Embora o BPC beneficie uma parcela substancial da população brasileira, muitas pessoas em situação de vulnerabilidade ainda não conseguem acessar o benefício. O impedimento advém de múltiplos fatores, como por exemplo o excesso de burocracia imputado aos pretendentes do BPC, ou, ainda, a avaliação equivocada da deficiência no âmbito administrativo.
Outro fator que contribui para a negativa do benefício diz respeito aos critérios de interpretação restritivos comumente aplicados pelos tribunais. Esses entendimentos, ao exigir critérios mais rigorosos do que os estabelecidos na legislação, não raro, ignoram o contexto social e as barreiras enfrentadas pelos beneficiários, propiciando um cenário de desproteção social avesso à intenção do legislador.
Na coluna de hoje falaremos sobre um exemplo desses.

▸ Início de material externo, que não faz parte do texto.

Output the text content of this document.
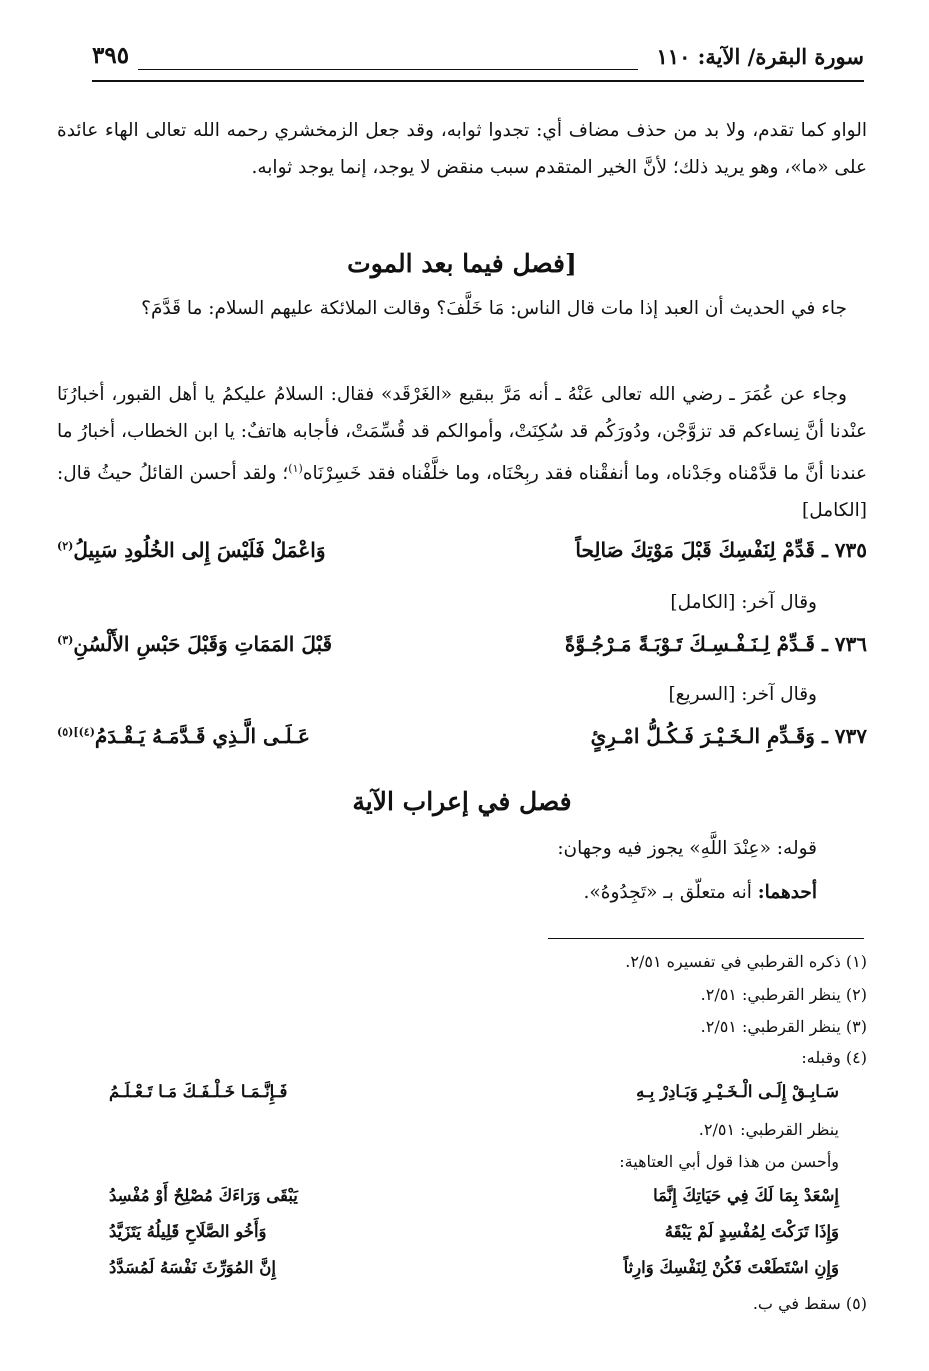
سورة البقرة/ الآية: ١١٠
٣٩٥
الواو كما تقدم، ولا بد من حذف مضاف أي: تجدوا ثوابه، وقد جعل الزمخشري رحمه الله تعالى الهاء عائدة على «ما»، وهو يريد ذلك؛ لأنَّ الخير المتقدم سبب منقض لا يوجد، إنما يوجد ثوابه.
[فصل فيما بعد الموت
جاء في الحديث أن العبد إذا مات قال الناس: مَا خَلَّفَ؟ وقالت الملائكة عليهم السلام: ما قَدَّمَ؟
وجاء عن عُمَرَ ـ رضي الله تعالى عَنْهُ ـ أنه مَرَّ ببقيع «الغَرْقَد» فقال: السلامُ عليكمُ يا أهل القبور، أخبارُنَا عنْدنا أنَّ نِساءكم قد تزوَّجْن، ودُورَكُم قد سُكِنَتْ، وأموالكم قد قُسِّمَتْ، فأجابه هاتفٌ: يا ابن الخطاب، أخبارُ ما عندنا أنَّ ما قدَّمْناه وجَدْناه، وما أنفقْناه فقد ربِحْنَاه، وما خلَّفْناه فقد خَسِرْنَاه$^{(١)}$؛ ولقد أحسن القائلُ حيثُ قال: [الكامل]
٧٣٥ ـ قَدِّمْ لِنَفْسِكَ قَبْلَ مَوْتِكَ صَالِحاً
وَاعْمَلْ فَلَيْسَ إِلى الخُلُودِ سَبِيلُ$^{(٢)}$
وقال آخر: [الكامل]
٧٣٦ ـ قَـدِّمْ لِـنَـفْـسِـكَ تَـوْبَـةً مَـرْجُـوَّةً
قَبْلَ المَمَاتِ وَقَبْلَ حَبْسِ الأَلْسُنِ$^{(٣)}$
وقال آخر: [السريع]
٧٣٧ ـ وَقَـدِّمِ الـخَـيْـرَ فَـكُـلُّ امْـرِئٍ
عَـلَـى الَّـذِي قَـدَّمَـهُ يَـقْـدَمُ$^{(٤)](٥)}$
فصل في إعراب الآية
قوله: «عِنْدَ اللَّهِ» يجوز فيه وجهان:
أحدهما: أنه متعلّق بـ «تَجِدُوهُ».
(١) ذكره القرطبي في تفسيره ٢/٥١.
(٢) ينظر القرطبي: ٢/٥١.
(٣) ينظر القرطبي: ٢/٥١.
(٤) وقبله:
سَـابِـقْ إِلَـى الْـخَـيْـرِ وَبَـادِرْ بِـهِ
فَـإِنَّـمَـا خَـلْـفَـكَ مَـا تَـعْـلَـمُ
ينظر القرطبي: ٢/٥١.
وأحسن من هذا قول أبي العتاهية:
إِسْعَدْ بِمَا لَكَ فِي حَيَاتِكَ إِنَّمَا
يَبْقَى وَرَاءَكَ مُصْلِحٌ أَوْ مُفْسِدُ
وَإِذَا تَرَكْتَ لِمُفْسِدٍ لَمْ يَبْقَهُ
وَأَخُو الصَّلَاحِ قَلِيلُهُ يَتَزَيَّدُ
وَإِنِ اسْتَطَعْتَ فَكُنْ لِنَفْسِكَ وَارِثاً
إِنَّ المُوَرِّثَ نَفْسَهُ لَمُسَدَّدُ
(٥) سقط في ب.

Como ponto de partida, utilizaremos um julgamento proferido pelo Tribunal Regional Federal da 3ª Região, conforme ementa a seguir:
PREVIDENCIÁRIO. ASSISTENCIAL. PROCESSUAL CIVIL. BENEFÍCIO DE PRESTAÇÃO CONTINUADA. ART. 203, V, DA CONSTITUIÇÃO DA REPÚBLICA. LOAS. DEFICIENTE. DEFICIÊNCIA E MISERABILIDADE CONFIGURADAS. PREENCHIMENTO DOS REQUISITOS LEGAIS. DEVIDA A CONCESSÃO DO AMPARO ASSISTENCIAL. TERMO INICIAL. CITAÇÃO. APELAÇÃO DO INSS DESPROVIDA.
[...]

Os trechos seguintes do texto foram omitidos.